2) To become immensely wealthy - or famous. Whether the goal is the former or the latter or both, these people fall into the same category.
3) To keep one's self from fading into a nonperson, which you would surely become if you couldn't do the work you're doing, because it's an obsession, a dream that consumes you - and you don't do it to earn your daily bread - you do it for the reason that it provides "hyacinths for the soul." You would do it even if you were paid no money at all, because you can't help doing it. Quite simply, you love it. Your work is a labor of love. Therefore, you're guaranteed to achieve inner fulfillment, outward success - and if you're genuinely devoted to the dream - also bushels of money, under the Universal Law.

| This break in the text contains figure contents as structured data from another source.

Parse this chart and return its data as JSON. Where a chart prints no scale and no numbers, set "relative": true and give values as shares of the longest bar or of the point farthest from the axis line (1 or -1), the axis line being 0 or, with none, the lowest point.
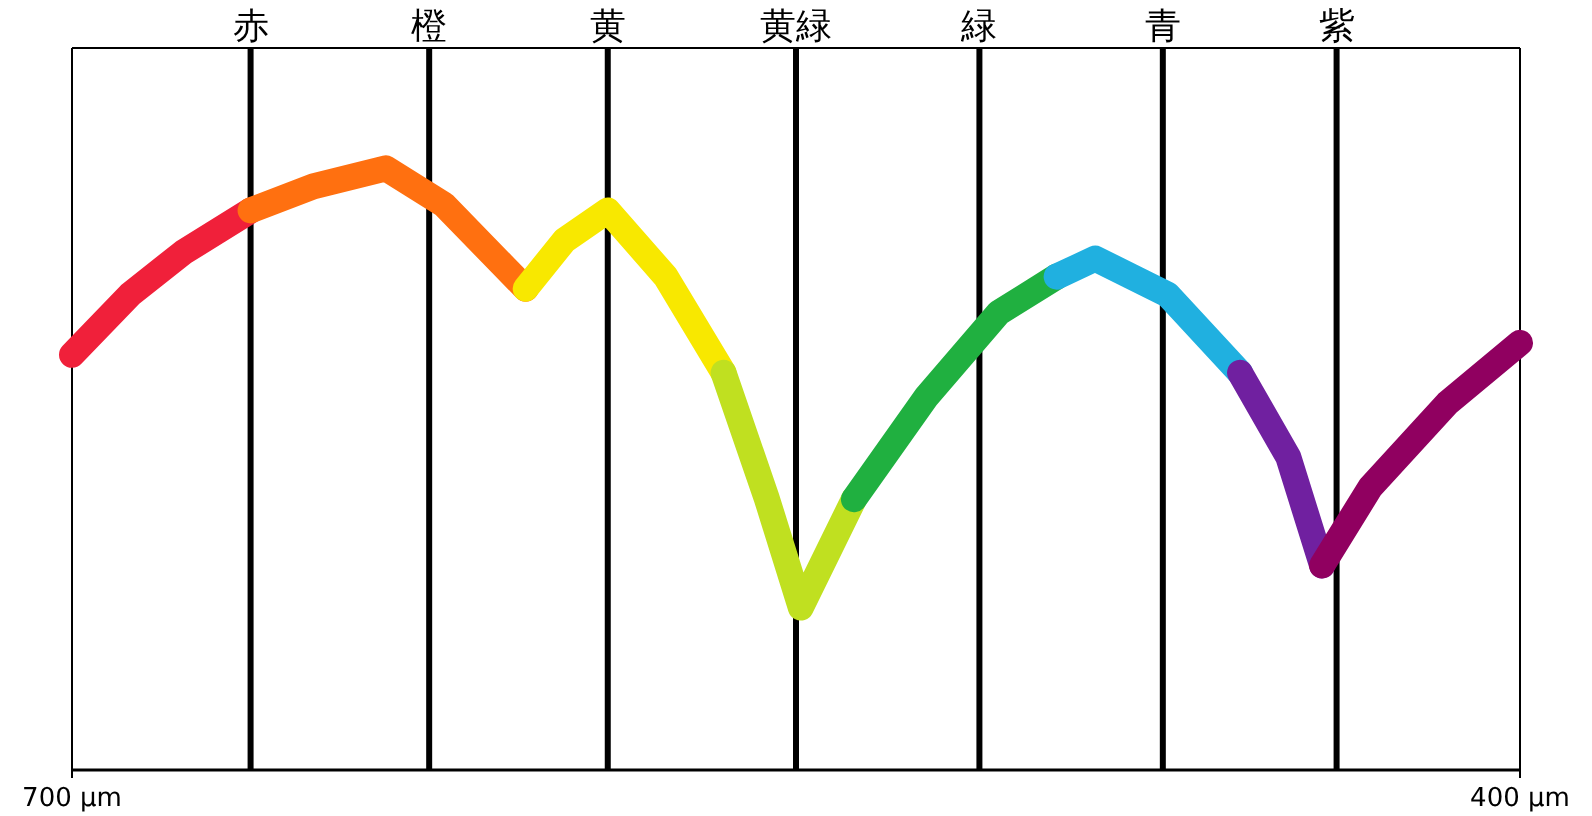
{
  "chart_data": {
    "type": "line",
    "relative": true,
    "xlim": [
      700,
      400
    ],
    "xticks": [
      {
        "value": 700,
        "label": "700 μm"
      },
      {
        "value": 400,
        "label": "400 μm"
      }
    ],
    "ref_lines": [
      {
        "axis": "x",
        "value": 663,
        "label": "赤",
        "color": "#000000"
      },
      {
        "axis": "x",
        "value": 626,
        "label": "橙",
        "color": "#000000"
      },
      {
        "axis": "x",
        "value": 589,
        "label": "黄",
        "color": "#000000"
      },
      {
        "axis": "x",
        "value": 550,
        "label": "黄緑",
        "color": "#000000"
      },
      {
        "axis": "x",
        "value": 512,
        "label": "緑",
        "color": "#000000"
      },
      {
        "axis": "x",
        "value": 474,
        "label": "青",
        "color": "#000000"
      },
      {
        "axis": "x",
        "value": 438,
        "label": "紫",
        "color": "#000000"
      }
    ],
    "series": [
      {
        "color": "#f0203a",
        "x": [
          700,
          688,
          677,
          663
        ],
        "values": [
          0.69,
          0.79,
          0.86,
          0.93
        ]
      },
      {
        "color": "#ff7010",
        "x": [
          663,
          650,
          635,
          623,
          606
        ],
        "values": [
          0.93,
          0.97,
          1.0,
          0.94,
          0.8
        ]
      },
      {
        "color": "#f8e800",
        "x": [
          606,
          598,
          589,
          577,
          565
        ],
        "values": [
          0.8,
          0.88,
          0.93,
          0.82,
          0.66
        ]
      },
      {
        "color": "#c0e020",
        "x": [
          565,
          556,
          549,
          538
        ],
        "values": [
          0.66,
          0.45,
          0.27,
          0.45
        ]
      },
      {
        "color": "#20b040",
        "x": [
          538,
          523,
          508,
          496
        ],
        "values": [
          0.45,
          0.62,
          0.76,
          0.82
        ]
      },
      {
        "color": "#20b0e0",
        "x": [
          496,
          488,
          473,
          458
        ],
        "values": [
          0.82,
          0.85,
          0.79,
          0.66
        ]
      },
      {
        "color": "#7020a0",
        "x": [
          458,
          448,
          441
        ],
        "values": [
          0.66,
          0.52,
          0.34
        ]
      },
      {
        "color": "#900060",
        "x": [
          441,
          431,
          415,
          400
        ],
        "values": [
          0.34,
          0.47,
          0.61,
          0.71
        ]
      }
    ]
  }
}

4) These are the rare ones who inherit their money, and who don't actually work at anything but hiring people to make sure their inheritance doesn't disappear, and their wealth increases through investment. They're hardly worth considering, since there are so few of them. the sons of wealthy builders seldom inherit, along with the money, the father's driving ambition (or dream obsession). Occasionally, a grandson does, but . . .
Obviously, what is needed, in the words of Linda Goodman, is some sort of gigantic miracle that could transmute or convert all the bored, weary, and frustrated people in Group 1 - and all the tense and hyper people in Group 2 - happily into Group 3. Don't you agree? Of course, it won't be easy, since Groups 1 and 2 share the same blindness to the reality of the Money Mystique.
You would think, she suggests, that everyone would make an intense effort to become part of Group 3? It's logical. But it doesn't always happen that way. You see, the people in Group 2 think they don't need to join Group 3, because they believe they already have the formula for success, although they're gravely mistaken. The equally misguided people in Group 1 aren't sure just what it is they want, and even when they are, the necessity of survival takes priority because the ideal labor of love for them individually doesn't always beckon from the Classified Ads during the same week the rent is due. Thus begins the endless treadmill of existence. And since humans are, unfortunately, creatures of habit, well...
Universal Law regarding money is mysteriously contradictory. Never mind all those self-help books that purport to tell you how to do it. No matter which formula they counsel is used,working hard to make money is not how you make money.
Linda Goodman explains that the immense fortunes in America (and the same rule applies to other countries) always have been and always shall be built upon the deceptively fragile foundation of a dream by men who labored with love and were obsessed by an idea. When they added the letter 'L' for love, to the idea, it became an ideal that eventually, inevitably, and miraculously brought benefit to the world, while simultaneously producing a never-ending flow of money. Women obsessed by an idea-ideal that resulted in changing the world and accumulating a fortune? Not many have been permitted such achievement yet, but from Linda's own words:
"women's dreams are made of sterner stuff, and they will manifest soon enough."
Wealth is built by single-mindedly being consumed by the dream, the idea transmuted into an ideal, by adding the 'L' for love of their work. Then the money materialized in awesome and ever-increasing amounts, under what the science of metaphysics calls the Universal Law of Magnetic Attraction - and the first rule of that law is to work with love - to pursue your daydreams until they lead you into a labor of love.